Yamazaki Hiroshi, Shimizu Makiko, Otani Takahiro, Mizugaki Ami, Mure Kanae, Suzuki Sadao, Ishikawa Hideki
Laboratory of Drug Metabolism and Pharmacokinetics, Showa Pharmaceutical University, 3-3165 Higashi-tamagawa Gakuen, Machida, Tokyo, 194-8543, Japan.
Department of Public Health, Nagoya City University Graduate School of Medical Sciences, Nagoya, Aichi, Japan.
J Pharm Health Care Sci. 2021 Jul 1;7(1):26. doi: 10.1186/s40780-021-00209-8.
A chemopreventive effect of low-dose aspirin against colorectal tumors was previously found in participants of two Japanese multicenter, double-blind, randomized, placebo-controlled clinical trials investigating the effects of daily aspirin (100 mg/day) for 0.7-2 years on tumor recurrence in colorectal cancer patients whose tumors were excised endoscopically.
In the current study, chemopreventive data from single-center subsets having daily aspirin (100 mg/day) were reanalyzed with respect to variations in polymorphic cytochrome P450 2A6 (CYP2A6). From the J-CAPP study, 56 of 311 participants (47 men, 9 women; excluding patients with familial adenomatous polyposis) were genotyped for CYP2A6*1, *4 (whole-gene deletion), *7 (amino acid substitution), and *9 (upstream mutation), and from the J-FAPP IV study, 81 of 102 participants (43 men, 38 women; including patients with familial adenomatous polyposis) were also genotyped.
The chemopreventive effects of daily aspirin were found to be inversely dependent on the predicted enzyme activity of the CYP2A6 phenotype [based on normal genotypes (CYP2A6*1/*1,*7,9) and impaired genotypes (CYP2A64,*7,*9/*4,*7,9 and CYP2A61/*4)] among a nonsmoker Japanese cohort without familial adenomatous polyposis.
The CYP2A6 wild-type allele could be a candidate biomarker for reduced chemopreventive effects of daily aspirin in a population with wide-ranging CYP2A6 phenotypes with a high frequency of impaired activities resulting from variations and whole-gene deletions. The CYP2A6 genotypes could be applicable to future personalized treatments for colorectal tumor chemoprevention with daily aspirin.

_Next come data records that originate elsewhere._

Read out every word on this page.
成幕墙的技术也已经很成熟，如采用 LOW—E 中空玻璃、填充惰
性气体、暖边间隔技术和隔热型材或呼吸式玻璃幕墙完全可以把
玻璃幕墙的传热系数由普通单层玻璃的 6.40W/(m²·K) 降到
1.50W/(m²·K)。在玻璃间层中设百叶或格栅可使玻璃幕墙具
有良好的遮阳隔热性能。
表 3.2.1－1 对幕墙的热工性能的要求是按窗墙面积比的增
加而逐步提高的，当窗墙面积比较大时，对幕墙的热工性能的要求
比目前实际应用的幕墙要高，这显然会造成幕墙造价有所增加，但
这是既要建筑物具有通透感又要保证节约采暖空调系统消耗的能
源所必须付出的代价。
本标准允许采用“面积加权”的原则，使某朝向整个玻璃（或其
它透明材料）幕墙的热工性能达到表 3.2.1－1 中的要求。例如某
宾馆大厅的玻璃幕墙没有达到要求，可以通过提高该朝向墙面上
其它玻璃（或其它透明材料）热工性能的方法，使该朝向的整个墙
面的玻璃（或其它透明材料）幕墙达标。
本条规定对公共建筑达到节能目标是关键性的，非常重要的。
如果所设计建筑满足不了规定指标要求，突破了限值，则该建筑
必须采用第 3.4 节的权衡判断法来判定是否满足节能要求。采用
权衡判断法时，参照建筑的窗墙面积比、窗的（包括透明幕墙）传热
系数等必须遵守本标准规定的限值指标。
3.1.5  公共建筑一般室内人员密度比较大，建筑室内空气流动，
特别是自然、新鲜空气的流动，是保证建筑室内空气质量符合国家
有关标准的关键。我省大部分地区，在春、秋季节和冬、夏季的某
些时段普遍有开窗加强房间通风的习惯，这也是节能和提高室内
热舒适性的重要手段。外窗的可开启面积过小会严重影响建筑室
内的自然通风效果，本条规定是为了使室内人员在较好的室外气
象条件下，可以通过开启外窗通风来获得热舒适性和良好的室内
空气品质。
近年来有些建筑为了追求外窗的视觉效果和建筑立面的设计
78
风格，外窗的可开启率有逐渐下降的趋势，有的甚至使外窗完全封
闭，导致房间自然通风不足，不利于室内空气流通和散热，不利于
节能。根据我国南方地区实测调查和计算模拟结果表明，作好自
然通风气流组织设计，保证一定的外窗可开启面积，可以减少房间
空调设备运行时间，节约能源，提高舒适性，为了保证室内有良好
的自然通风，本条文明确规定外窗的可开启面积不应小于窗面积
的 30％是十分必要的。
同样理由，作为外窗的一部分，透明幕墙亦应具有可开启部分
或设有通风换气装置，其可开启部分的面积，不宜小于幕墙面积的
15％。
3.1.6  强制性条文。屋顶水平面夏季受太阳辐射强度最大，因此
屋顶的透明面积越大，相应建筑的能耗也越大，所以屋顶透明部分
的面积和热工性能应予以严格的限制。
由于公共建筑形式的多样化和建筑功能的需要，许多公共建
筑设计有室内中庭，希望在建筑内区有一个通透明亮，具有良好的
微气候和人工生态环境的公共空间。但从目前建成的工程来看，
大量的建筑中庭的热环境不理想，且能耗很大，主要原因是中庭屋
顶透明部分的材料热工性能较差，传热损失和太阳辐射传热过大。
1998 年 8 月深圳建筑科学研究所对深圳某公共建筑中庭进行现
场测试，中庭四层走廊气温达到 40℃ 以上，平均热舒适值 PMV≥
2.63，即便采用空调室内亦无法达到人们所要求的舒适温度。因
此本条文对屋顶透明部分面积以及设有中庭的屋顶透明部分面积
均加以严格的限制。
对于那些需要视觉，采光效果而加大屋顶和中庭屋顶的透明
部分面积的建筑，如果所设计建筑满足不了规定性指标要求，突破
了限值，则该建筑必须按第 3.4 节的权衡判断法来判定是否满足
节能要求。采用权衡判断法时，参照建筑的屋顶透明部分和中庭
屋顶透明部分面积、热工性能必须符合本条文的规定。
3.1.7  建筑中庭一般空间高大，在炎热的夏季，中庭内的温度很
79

先前在两项日本多中心、双盲、随机、安慰剂对照临床试验的参与者中发现,低剂量阿司匹林对结直肠肿瘤具有化学预防作用。这两项试验研究了每日服用阿司匹林(100毫克/天)0.7至2年对经内镜切除肿瘤的结直肠癌患者肿瘤复发的影响。
在本研究中,对来自单中心亚组、每日服用阿司匹林(100毫克/天)的化学预防数据,就多态性细胞色素P450 2A6(CYP2A6)的变异情况进行了重新分析。在J-CAPP研究中,对311名参与者中的56名(47名男性,9名女性;不包括家族性腺瘤性息肉病患者)进行了CYP2A6*1、*4(全基因缺失)、7(氨基酸替代)和9(上游突变)的基因分型,在J-FAPP IV研究中,对102名参与者中的81名(43名男性,38名女性;包括家族性腺瘤性息肉病患者)也进行了基因分型。
在一个无家族性腺瘤性息肉病的非吸烟日本队列中,发现每日服用阿司匹林的化学预防效果与CYP2A6表型的预测酶活性呈负相关[基于正常基因型(CYP2A6*1/*1、*7、9)和受损基因型(CYP2A64、*7、*9/*4、*7、9以及CYP2A61/*4)]。
在具有广泛CYP2A6表型、因变异和全基因缺失导致酶活性受损频率较高的人群中,CYP2A6野生型等位基因可能是每日服用阿司匹林化学预防效果降低的候选生物标志物。CYP2A6基因型可应用于未来每日服用阿司匹林进行结直肠肿瘤化学预防的个性化治疗。